The shared expertise and resources enables Cerba Research to broaden its services within cell and gene therapy, infectious disease and oncology and access new markets in North America, Asia and Africa, the sites of some of the most exciting growth in clinical trials. GlobalData analysis shows that Asia-Pacific is one of the fastest-growing geographies for clinical research, accounting for more than 50% of global trials in 2022. IQVIA analysis of Citeline TrialTrove database in 2022 shows that clinical trial activity in Africa doubled between 2012 and 2022 but still only represents 3.9% of the global trial landscape. High patient concentration and growing populations in these geographies mean there is plenty of room for further growth.
Jamaels explains that upscaling is a matter of taking smart decisions to make the most of opportunities: “We have a unique position in Africa already and we will continue to expand there. We will leverage what we have and where we have infrastructure set up,” he says. “When it comes to expanding in new areas where we don’t have any infrastructure, we need to make sure that we are set up for success and we evaluate the risks.”
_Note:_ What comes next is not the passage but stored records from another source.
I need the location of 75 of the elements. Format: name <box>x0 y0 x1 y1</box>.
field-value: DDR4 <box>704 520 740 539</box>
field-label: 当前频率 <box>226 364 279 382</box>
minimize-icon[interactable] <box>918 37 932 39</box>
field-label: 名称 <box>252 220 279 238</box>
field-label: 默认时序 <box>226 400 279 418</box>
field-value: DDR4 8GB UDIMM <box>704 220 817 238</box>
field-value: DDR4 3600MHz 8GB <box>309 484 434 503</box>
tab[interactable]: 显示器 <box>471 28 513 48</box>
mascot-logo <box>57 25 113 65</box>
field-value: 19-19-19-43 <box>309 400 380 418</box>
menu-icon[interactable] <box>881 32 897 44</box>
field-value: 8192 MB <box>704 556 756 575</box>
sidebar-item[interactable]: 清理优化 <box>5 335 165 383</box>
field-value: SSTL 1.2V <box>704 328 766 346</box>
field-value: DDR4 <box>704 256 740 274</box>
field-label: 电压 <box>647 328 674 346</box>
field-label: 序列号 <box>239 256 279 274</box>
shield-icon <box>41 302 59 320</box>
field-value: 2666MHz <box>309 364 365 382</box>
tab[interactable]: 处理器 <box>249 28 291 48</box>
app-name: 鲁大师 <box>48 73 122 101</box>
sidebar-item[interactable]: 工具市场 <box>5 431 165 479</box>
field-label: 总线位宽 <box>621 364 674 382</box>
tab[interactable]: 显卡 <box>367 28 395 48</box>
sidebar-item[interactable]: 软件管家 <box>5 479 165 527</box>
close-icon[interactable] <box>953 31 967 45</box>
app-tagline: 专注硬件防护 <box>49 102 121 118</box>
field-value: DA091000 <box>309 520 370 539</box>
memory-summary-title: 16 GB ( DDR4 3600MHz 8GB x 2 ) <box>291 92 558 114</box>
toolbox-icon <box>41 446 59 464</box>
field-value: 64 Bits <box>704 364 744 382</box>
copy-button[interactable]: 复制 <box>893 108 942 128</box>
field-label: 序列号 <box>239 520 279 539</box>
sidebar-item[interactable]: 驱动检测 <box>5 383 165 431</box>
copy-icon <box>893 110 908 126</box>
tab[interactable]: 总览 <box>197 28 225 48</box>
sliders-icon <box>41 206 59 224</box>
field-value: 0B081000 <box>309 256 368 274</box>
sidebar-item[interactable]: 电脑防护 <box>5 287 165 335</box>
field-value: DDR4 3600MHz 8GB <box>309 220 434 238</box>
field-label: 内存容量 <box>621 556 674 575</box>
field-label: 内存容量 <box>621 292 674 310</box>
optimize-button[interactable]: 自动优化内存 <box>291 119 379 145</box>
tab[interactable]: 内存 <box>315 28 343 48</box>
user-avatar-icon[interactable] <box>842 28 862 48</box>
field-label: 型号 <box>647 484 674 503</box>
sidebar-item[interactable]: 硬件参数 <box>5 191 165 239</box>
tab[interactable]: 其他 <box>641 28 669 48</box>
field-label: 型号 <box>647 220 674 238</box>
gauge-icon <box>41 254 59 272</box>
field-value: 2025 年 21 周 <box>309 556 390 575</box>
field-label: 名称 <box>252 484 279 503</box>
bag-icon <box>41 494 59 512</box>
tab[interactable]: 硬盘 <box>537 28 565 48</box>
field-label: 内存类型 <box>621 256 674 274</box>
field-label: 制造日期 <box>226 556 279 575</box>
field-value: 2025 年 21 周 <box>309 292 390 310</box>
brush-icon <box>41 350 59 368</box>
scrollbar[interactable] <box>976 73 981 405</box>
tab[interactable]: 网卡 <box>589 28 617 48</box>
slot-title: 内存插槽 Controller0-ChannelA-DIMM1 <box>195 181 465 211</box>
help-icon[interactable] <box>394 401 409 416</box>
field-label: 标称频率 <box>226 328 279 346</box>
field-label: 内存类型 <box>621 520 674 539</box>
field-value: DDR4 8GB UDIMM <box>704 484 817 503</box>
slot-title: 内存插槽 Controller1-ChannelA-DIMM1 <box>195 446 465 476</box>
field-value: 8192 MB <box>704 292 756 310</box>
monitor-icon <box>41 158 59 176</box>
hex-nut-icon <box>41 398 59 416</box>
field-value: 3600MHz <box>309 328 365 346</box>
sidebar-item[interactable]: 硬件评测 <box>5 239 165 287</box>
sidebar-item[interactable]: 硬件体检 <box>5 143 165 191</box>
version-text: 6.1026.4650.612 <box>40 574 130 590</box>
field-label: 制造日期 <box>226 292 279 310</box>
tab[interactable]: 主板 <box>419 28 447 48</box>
When Jamaels reflects on what he is most looking forward to as the new COO of Cerba Research, the company’s people are at the front of his mind.
“I get a lot of energy from having people work together,” he explains. “When you have teams talking to each other and understanding each other’s requirements, then you can improve processes and raise the quality of the work.” Jamaels recently brought together members of the business development team and new starters face-to-face for the first time to brainstorm how to remain competitive and price smarter. “You could just see the energy in the room and the ideas kept flowing,” he says.
Empowered colleagues and a spirit of continuous improvement are the pillars of success for businesses operating in today’s clinical trials market. “The company has been growing very fast, and there’s a lot of passion from our people,” says Jamaels. “A big focus area is bringing in people and developing people in the organisation at all levels. The aim is to give them the right coaching and training to become future leaders.”
In a market like pharmaceuticals, success is measured in more than bottom-line figures. Behind every business goal is a patient population to serve, and companies looking to navigate an exciting, dynamic future should continue to prioritise the values that drive them.
“My vision is that we install a true quality culture, a culture where we do things right first time. Behind every sample there’s a patient, so patient safety is an integral part of the quality culture,” says Jamaels. “We come to work because we want to make an impact on people’s lives.”